Spec Reference: specs/04-intelligence-engine.md Section 7.3
"""

from __future__ import annotations

from datetime import UTC, datetime

from fastapi import APIRouter, Query
from pydantic import BaseModel

from shared.models import AnomalyDetection
from shared.observability import get_logger

from ..services.anomaly_detection import (
DetectionMethod,
MetricData,
anomaly_detector,
)
from ..services.rca import RootCause, rca_analyzer

logger = get_logger(__name__)
router = APIRouter(prefix="/api/v1/anomaly", tags=["anomaly"])

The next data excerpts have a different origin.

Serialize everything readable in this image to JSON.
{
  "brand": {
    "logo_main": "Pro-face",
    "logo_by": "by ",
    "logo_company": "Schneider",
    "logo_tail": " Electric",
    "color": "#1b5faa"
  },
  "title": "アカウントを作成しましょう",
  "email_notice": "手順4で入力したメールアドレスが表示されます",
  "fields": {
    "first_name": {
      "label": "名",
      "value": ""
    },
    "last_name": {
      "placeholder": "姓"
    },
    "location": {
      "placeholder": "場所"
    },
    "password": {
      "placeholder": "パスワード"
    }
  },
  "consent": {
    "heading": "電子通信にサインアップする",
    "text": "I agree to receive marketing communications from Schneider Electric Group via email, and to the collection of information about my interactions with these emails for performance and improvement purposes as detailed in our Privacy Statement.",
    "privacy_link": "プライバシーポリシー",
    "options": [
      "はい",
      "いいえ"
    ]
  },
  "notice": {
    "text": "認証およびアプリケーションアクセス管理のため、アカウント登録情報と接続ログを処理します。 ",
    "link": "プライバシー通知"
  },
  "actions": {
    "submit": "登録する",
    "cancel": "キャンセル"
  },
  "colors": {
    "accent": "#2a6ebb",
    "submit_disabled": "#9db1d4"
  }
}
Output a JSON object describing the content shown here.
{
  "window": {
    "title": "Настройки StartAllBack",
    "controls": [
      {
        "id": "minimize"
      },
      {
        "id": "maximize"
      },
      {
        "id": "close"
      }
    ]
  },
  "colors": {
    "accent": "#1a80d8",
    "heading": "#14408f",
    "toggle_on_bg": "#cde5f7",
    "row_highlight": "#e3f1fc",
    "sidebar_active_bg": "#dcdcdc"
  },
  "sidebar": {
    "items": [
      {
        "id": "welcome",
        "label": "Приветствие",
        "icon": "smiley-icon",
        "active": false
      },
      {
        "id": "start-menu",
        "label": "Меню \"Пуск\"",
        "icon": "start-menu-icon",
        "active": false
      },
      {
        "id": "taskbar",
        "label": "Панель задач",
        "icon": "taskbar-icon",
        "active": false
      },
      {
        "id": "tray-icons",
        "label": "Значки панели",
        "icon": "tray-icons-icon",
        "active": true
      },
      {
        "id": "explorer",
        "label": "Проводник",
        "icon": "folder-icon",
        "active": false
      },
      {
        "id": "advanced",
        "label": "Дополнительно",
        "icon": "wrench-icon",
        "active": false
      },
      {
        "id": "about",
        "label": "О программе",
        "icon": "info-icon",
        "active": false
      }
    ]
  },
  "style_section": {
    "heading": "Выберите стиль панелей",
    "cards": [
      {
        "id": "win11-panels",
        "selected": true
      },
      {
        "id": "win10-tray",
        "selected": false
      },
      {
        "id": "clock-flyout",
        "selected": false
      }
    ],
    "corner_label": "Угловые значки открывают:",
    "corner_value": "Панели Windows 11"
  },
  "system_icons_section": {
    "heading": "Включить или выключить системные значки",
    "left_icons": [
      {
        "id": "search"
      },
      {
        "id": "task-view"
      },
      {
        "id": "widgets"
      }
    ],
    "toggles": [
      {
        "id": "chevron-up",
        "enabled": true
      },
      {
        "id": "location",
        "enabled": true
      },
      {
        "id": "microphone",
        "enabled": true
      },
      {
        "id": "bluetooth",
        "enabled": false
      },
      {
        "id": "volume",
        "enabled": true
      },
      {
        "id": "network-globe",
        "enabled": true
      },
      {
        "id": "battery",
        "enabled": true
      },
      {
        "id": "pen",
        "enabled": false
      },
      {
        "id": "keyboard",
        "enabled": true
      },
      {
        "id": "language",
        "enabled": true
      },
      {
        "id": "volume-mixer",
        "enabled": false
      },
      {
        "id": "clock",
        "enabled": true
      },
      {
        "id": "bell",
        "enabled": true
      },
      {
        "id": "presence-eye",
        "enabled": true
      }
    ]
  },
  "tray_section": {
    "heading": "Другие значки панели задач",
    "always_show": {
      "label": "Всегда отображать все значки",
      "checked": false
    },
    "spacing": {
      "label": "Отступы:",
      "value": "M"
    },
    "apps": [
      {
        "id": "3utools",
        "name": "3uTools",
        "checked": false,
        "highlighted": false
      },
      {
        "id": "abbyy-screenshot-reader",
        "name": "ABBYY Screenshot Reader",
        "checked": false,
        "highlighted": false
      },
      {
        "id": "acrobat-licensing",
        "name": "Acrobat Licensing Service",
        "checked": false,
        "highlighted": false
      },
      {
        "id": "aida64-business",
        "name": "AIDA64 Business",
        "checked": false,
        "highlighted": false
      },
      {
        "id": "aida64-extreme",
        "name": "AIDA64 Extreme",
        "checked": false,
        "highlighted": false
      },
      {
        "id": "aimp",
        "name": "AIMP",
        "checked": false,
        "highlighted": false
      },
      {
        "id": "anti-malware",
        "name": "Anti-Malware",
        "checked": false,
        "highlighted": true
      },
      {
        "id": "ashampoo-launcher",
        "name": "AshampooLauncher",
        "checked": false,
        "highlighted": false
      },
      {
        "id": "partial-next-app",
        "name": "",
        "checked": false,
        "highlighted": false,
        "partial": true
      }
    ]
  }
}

class DetectRequest(BaseModel):
"""Request for anomaly detection."""

cluster_id: str
metric_name: str
values: list[dict] # [{"timestamp": float, "value": float}, ...]
labels: dict[str, str] = {}
methods: list[str] | None = None


class DetectResponse(BaseModel):
"""Response from anomaly detection."""

anomalies: list[AnomalyDetection]
total_count: int
detection_time_ms: int


class RCARequest(BaseModel):
"""Request for root cause analysis."""

cluster_id: str
anomalies: list[AnomalyDetection]


class RCAResponse(BaseModel):
"""Response from root cause analysis."""

root_causes: list[RootCause]
analysis_time_ms: int


@router.post("/detect", response_model=DetectResponse)
async def detect_anomalies(request: DetectRequest) -> DetectResponse:
"""Detect anomalies in metric data.

Args:
request: Detection request with metric data

Returns:
Detected anomalies
"""
start_time = datetime.now(UTC)

# Parse detection methods
methods = None
if request.methods:
methods = [DetectionMethod(m) for m in request.methods]

# Create metric data
metric_data = MetricData(
metric_name=request.metric_name,
cluster_id=request.cluster_id,
labels=request.labels,
values=request.values,
)

# Detect anomalies
anomalies = anomaly_detector.detect(metric_data, methods)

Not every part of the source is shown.